On Sat, 16 May 2020, 02:26 Ron, <ronljohnso...@gmail.com> wrote:

> For a database that size, I'd install pgbackrest, since it features
> parallel backups and compression.  With it, I'd do monthly full backups
> with daily differential backups.
>
> (If it's mostly historical data, I'd split the database into multiple
> instances, so that older data rarely needs to be backed up. The
> application, of course, would have to be modified.)
>
> On 5/15/20 8:26 AM, Suhail Bamzena wrote:
>
> Thanks Rory, the machine has the capacity to pull through pg_dumps but
> like u rightly mentioned incremental backups mean that we will need to work
> with the wal's.. 18TB is what is the scary part and with compression I dont
> see it being less than 2TB a day...
>
> On Fri, 15 May 2020, 17:02 Rory Campbell-Lange, <r...@campbell-lange.net>
> wrote:
>
>> On 15/05/20, Suhail Bamzena (suhailsa...@gmail.com) wrote:
>> > Hello All,
>> > I have very recently inherited an 18 TB DB that is running version 9.2.
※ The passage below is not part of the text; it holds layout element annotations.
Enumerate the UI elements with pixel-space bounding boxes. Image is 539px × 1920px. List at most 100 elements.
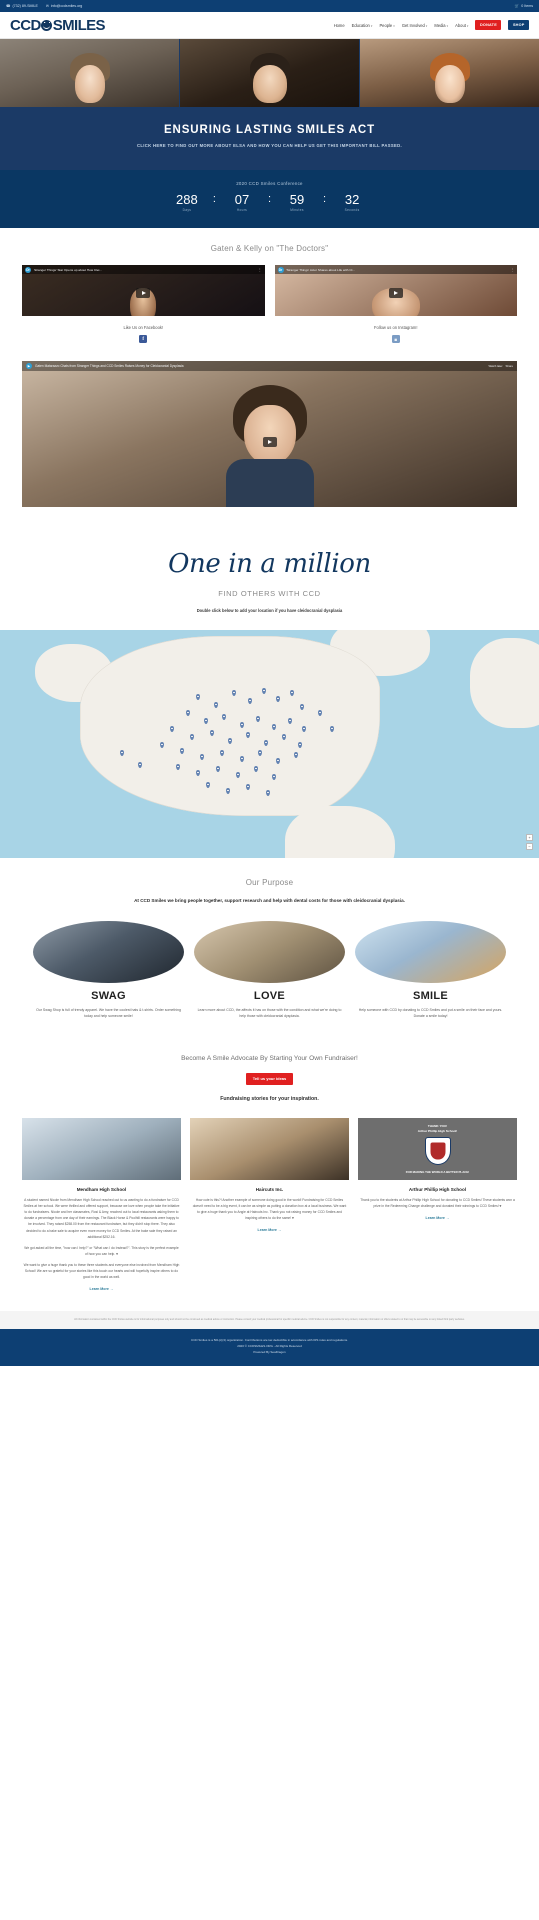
card-image [355, 920, 506, 983]
hero-photo-2 [180, 39, 360, 107]
feature-video-overlay: ▶ Gaten Matarazzo Chats from Stranger Th… [22, 361, 517, 372]
watch-later-button[interactable]: Watch later [488, 364, 502, 368]
video-title: 'Stranger Things' Actor Shares about Lif… [286, 267, 355, 272]
nav-item-get-involved[interactable]: Get Involved▾ [402, 23, 428, 28]
donate-button[interactable]: DONATE [475, 20, 502, 30]
countdown-value: 32 [344, 191, 360, 207]
zoom-in-icon[interactable]: + [526, 834, 533, 842]
story-paragraph: We got asked all the time, "how can I he… [24, 1245, 179, 1256]
story-card-arthur-phillip: THANK YOU! Arthur Phillip High School! F… [358, 1118, 517, 1220]
countdown-caption: Seconds [344, 208, 360, 213]
site-logo[interactable]: CCD SMILES [10, 16, 106, 34]
video-title-overlay: Dr 'Stranger Things' Star Opens up about… [22, 265, 265, 275]
channel-avatar-icon: ▶ [26, 363, 32, 370]
one-in-a-million-section: One in a million FIND OTHERS WITH CCD Do… [0, 523, 539, 619]
instagram-link[interactable]: Follow us on Instagram! ◙ [275, 325, 518, 344]
share-button[interactable]: Share [506, 364, 513, 368]
story-image-caption: FOR MAKING THE WORLD A BETTER PLACE! [405, 1169, 470, 1174]
fundraiser-stories: Mendham High School A student named Nico… [0, 1118, 539, 1291]
feature-video-title: Gaten Matarazzo Chats from Stranger Thin… [35, 364, 184, 369]
purpose-title: Our Purpose [245, 878, 294, 888]
facebook-icon[interactable]: f [139, 335, 148, 344]
fundraiser-heading: Become A Smile Advocate By Starting Your… [181, 1054, 358, 1062]
community-map[interactable]: + − [0, 630, 539, 859]
card-body: Help someone with CCD by donating to CCD… [358, 1007, 503, 1018]
video-thumbnail[interactable]: Dr 'Stranger Things' Star Opens up about… [22, 265, 265, 317]
photo-face-shape [74, 64, 105, 103]
video-thumbnail[interactable]: Dr 'Stranger Things' Actor Shares about … [274, 265, 517, 317]
nav-item-education[interactable]: Education▾ [352, 23, 373, 28]
story-title: Arthur Phillip High School [408, 1187, 467, 1193]
card-body: Learn more about CCD, the affects it has… [197, 1007, 342, 1018]
instagram-label: Follow us on Instagram! [374, 325, 418, 331]
cart-icon: 🛒 [514, 4, 520, 8]
story-paragraph: We want to give a huge thank you to thes… [23, 1262, 180, 1280]
kebab-menu-icon[interactable]: ⋮ [258, 268, 261, 272]
facebook-link[interactable]: Like Us on Facebook! f [22, 325, 265, 344]
countdown-caption: Minutes [290, 208, 304, 213]
hero-banner: ENSURING LASTING SMILES ACT CLICK HERE T… [0, 39, 539, 170]
video-card-1[interactable]: Dr 'Stranger Things' Star Opens up about… [22, 265, 265, 317]
hero-photo-strip [0, 39, 539, 107]
countdown-value: 59 [289, 191, 305, 207]
instagram-icon[interactable]: ◙ [391, 335, 400, 344]
story-image [22, 1118, 181, 1181]
tell-us-your-ideas-button[interactable]: Tell us your ideas [245, 1072, 294, 1085]
purpose-cards: SWAG Our Swag Shop is full of trendy app… [0, 920, 539, 1019]
card-image [194, 920, 345, 983]
countdown-separator: : [267, 192, 272, 205]
chevron-down-icon: ▾ [393, 23, 395, 28]
play-icon[interactable] [136, 288, 151, 299]
hero-photo-3 [360, 39, 539, 107]
hero-title: ENSURING LASTING SMILES ACT [163, 124, 376, 136]
story-body: Thank you to the students at Arthur Phil… [358, 1197, 517, 1209]
play-icon[interactable] [262, 436, 277, 447]
card-image [33, 920, 184, 983]
nav-item-home[interactable]: Home [334, 23, 345, 28]
fundraiser-subheading: Fundraising stories for your inspiration… [220, 1095, 319, 1102]
story-paragraph: How cute is this?! Another example of so… [192, 1198, 347, 1221]
play-icon[interactable] [388, 288, 403, 299]
story-card-haircuts: Haircuts Inc. How cute is this?! Another… [190, 1118, 349, 1232]
countdown-unit-hours: 07 Hours [227, 193, 257, 213]
hero-text-band[interactable]: ENSURING LASTING SMILES ACT CLICK HERE T… [0, 107, 539, 170]
card-title: SWAG [91, 989, 126, 1002]
email-contact[interactable]: ✉ info@ccdsmiles.org [46, 4, 82, 8]
purpose-card-swag[interactable]: SWAG Our Swag Shop is full of trendy app… [33, 920, 184, 1019]
story-image-thankyou-text: THANK YOU! Arthur Phillip High School! [417, 1124, 458, 1134]
hero-photo-1 [0, 39, 180, 107]
story-image: THANK YOU! Arthur Phillip High School! F… [358, 1118, 517, 1181]
feature-video-wrap: ▶ Gaten Matarazzo Chats from Stranger Th… [0, 361, 539, 508]
learn-more-link[interactable]: Learn More → [358, 1216, 517, 1220]
purpose-lead-text: At CCD Smiles we bring people together, … [134, 898, 405, 904]
videos-section: Gaten & Kelly on "The Doctors" Dr 'Stran… [0, 228, 539, 524]
phone-contact[interactable]: ☎ (732) 89-SMILE [6, 4, 38, 8]
photo-face-shape [434, 64, 465, 103]
card-title: LOVE [253, 989, 286, 1002]
learn-more-link[interactable]: Learn More → [22, 1287, 181, 1291]
story-paragraph: Thank you to the students at Arthur Phil… [360, 1198, 515, 1209]
logo-text-left: CCD [10, 16, 41, 34]
nav-item-media[interactable]: Media▾ [434, 23, 448, 28]
countdown-caption: Days [182, 208, 192, 213]
video-card-2[interactable]: Dr 'Stranger Things' Actor Shares about … [274, 265, 517, 317]
countdown-separator: : [212, 192, 216, 205]
kebab-menu-icon[interactable]: ⋮ [511, 268, 514, 272]
logo-text-right: SMILES [52, 16, 106, 34]
one-in-a-million-title: One in a million [168, 549, 371, 580]
cart-link[interactable]: 🛒 0 Items [515, 4, 533, 8]
map-zoom-controls[interactable]: + − [526, 834, 533, 851]
nav-item-people[interactable]: People▾ [379, 23, 394, 28]
shop-button[interactable]: SHOP [508, 20, 529, 30]
footer-credit[interactable]: Powered By SeaDragon [10, 1350, 529, 1356]
map-instruction-note: Double click below to add your location … [196, 608, 343, 614]
purpose-card-love[interactable]: LOVE Learn more about CCD, the affects i… [194, 920, 345, 1019]
learn-more-link[interactable]: Learn More → [190, 1228, 349, 1232]
top-utility-bar: ☎ (732) 89-SMILE ✉ info@ccdsmiles.org 🛒 … [0, 0, 539, 12]
story-image [190, 1118, 349, 1181]
zoom-out-icon[interactable]: − [526, 843, 533, 851]
feature-video-player[interactable]: ▶ Gaten Matarazzo Chats from Stranger Th… [22, 361, 517, 508]
nav-item-about[interactable]: About▾ [455, 23, 468, 28]
map-landmass-europe [470, 638, 539, 729]
purpose-card-smile[interactable]: SMILE Help someone with CCD by donating … [355, 920, 506, 1019]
>> > Apparently this database has never been backed up and I have been
>> tasked to
>> > set in a periodic backup routine (weekly full & daily incremental) and
>> dump
>> > it into a NAS. What is the best way to go about this? Did some reading
>> and
>> > hear that pgbackrest does a good job with such huge sizes. Your expert
>> > advise is needed.
>>
>> Incremental backups suggest the need to backup WAL archives. See
>> https://www.postgresql.org/docs/9.2/continuous-archiving.html
>>
>> pgbackrest looks very cool but we haven't used it.
>>
>> A very simple solution could be just to dump the database daily with
>> pg_dump, if you have the space and machine capacity to do it. Depending
>> on what you are storing, you can achieve good compression with this, and
>> it is a great way of having a simple file from which to restore a
>> database.
>>
>> Our ~200GB cluster resolves to under 10GB of pg_dump files, although
>> 18TB is a whole different order of size.
>>
>> Rory
>>
>
> --
> Angular momentum makes the world go 'round.